News that more than 70 workers at a Herefordshire veg farm have contracted Covid-19 represents a worrying new chapter in the pandemic for the food industry.

The farm, owned by grower AS Green & Co, supplies greens and beans to the mults, and grows Tenderstem broccoli under licence from brand owner Coregeo. At least 73 of its largely migrant seasonal workforce team were confirmed positive with Covid-19 by Public Health England over the weekend, while a total of 200 people were self-isolating at the now locked-down farm.

With food manufacturing outbreaks so far limited to the often cold and damp environments found in meat plants and other factories, confirmation of the UK’s first farm-based cases will have dismayed many in a sector that has struggled so publicly to attract labour in recent years.

It should therefore come as no surprise that the likes of the NFU and British Growers Association were today quick to play down the fears of some farmers over more outbreaks and site closures during the crucial harvest season.

The NFU stressed there had been “significant investments” across the sector to make it Covid-safe, from the use of additional safety equipment and PPE, to regularly testing temperatures and following government guidance created specifically for seasonal workers.

BGA CEO Jack Ward added growers had done “a really good job of getting this far” without incident.

Some industry commentators have suggested food industry outbreaks have often been exacerbated by the fact many factory (and now farm) workers are migrants, who may not have a good grasp of English and often live and work “cheek by jowl”.

The locations of UK food businesses with coronavirus outbreaks

But the assumption any outbreaks were purely driven by foreign workers was too simplistic, stressed Ward. He suggested the AS Green outbreak should serve as a wake-up call for everyone working in the sector.

“[This outbreak will] reinforce the importance of social distancing and hygiene,” Ward said, noting Covid cases were much lower in the countries from which many seasonal workers came. “The chances of you catching it in the UK are significantly higher than they are in other parts of Europe and particularly eastern Europe.”

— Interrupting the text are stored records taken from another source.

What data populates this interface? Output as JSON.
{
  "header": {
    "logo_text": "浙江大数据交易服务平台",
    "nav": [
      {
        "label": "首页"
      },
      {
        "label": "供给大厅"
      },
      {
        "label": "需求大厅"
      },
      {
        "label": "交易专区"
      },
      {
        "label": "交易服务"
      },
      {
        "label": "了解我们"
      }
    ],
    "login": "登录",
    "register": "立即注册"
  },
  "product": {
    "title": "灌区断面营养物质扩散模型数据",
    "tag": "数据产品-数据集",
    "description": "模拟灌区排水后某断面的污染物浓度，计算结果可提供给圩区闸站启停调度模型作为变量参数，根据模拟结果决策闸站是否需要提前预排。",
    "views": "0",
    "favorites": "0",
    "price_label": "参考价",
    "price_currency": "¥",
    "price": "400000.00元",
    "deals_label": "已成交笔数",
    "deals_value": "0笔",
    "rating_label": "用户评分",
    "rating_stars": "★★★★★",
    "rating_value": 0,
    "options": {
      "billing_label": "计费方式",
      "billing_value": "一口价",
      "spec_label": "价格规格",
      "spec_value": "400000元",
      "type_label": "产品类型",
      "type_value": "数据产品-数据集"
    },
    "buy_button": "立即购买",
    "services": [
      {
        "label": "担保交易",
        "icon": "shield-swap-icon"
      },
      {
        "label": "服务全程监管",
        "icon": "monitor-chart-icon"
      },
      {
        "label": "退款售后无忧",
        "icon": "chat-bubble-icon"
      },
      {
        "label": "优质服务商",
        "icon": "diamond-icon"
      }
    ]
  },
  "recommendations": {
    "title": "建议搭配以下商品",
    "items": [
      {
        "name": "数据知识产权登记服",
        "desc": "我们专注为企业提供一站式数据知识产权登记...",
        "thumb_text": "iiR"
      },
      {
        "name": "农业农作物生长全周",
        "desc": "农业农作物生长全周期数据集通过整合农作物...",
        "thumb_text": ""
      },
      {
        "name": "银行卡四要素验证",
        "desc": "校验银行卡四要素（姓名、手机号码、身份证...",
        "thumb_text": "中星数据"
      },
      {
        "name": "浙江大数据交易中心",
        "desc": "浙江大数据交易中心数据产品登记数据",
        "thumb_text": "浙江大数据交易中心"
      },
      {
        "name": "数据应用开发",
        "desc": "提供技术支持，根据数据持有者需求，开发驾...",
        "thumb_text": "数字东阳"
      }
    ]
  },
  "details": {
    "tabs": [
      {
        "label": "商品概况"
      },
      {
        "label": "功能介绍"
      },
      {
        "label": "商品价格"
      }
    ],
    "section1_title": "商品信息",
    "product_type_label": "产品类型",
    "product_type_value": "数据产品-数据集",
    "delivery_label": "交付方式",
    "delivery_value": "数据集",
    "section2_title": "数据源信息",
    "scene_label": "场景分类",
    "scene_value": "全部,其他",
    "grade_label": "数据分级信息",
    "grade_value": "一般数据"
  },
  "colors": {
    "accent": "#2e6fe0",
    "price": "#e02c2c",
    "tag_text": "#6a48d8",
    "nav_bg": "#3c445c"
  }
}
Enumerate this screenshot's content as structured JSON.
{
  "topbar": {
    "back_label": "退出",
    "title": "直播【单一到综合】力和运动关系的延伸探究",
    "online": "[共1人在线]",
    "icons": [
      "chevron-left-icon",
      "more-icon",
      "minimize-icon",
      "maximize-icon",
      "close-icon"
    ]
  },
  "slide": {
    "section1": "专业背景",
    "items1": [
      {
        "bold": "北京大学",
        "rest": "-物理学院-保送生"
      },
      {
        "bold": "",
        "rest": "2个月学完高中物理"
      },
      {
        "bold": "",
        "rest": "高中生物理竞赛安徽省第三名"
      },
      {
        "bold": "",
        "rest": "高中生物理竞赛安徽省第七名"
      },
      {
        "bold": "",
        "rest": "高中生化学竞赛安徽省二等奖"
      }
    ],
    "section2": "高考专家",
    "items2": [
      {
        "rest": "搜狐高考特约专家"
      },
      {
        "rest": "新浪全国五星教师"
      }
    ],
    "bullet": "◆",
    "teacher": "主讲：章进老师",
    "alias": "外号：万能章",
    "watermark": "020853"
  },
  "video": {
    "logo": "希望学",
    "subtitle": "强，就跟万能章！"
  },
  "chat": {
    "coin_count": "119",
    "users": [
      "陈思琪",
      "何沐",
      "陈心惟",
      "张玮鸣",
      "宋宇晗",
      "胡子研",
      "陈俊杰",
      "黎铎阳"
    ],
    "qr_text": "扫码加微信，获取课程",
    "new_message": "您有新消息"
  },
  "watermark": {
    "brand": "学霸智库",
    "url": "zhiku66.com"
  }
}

Thankfully, it appears the outbreak at AS Green has been contained on the farm, with the grower stating additional testing of other staff and management had returned negative.

But as the UK emerges from lockdown, we may have to prepare for these outbreaks to become a much more regular occurrence.

In a Telegraph comment piece published today, health secretary Matt Hancock said “targeted action” was being taken against more than 100 local outbreaks of coronavirus in England every week.

“At this phase of the pandemic, we still expect to see cases in the community and within settings where people are closer together, such as workplaces,” added PHE Midlands health protection director Katie Spence over the weekend.

Now, more than ever, is not the time for the sector to become complacent.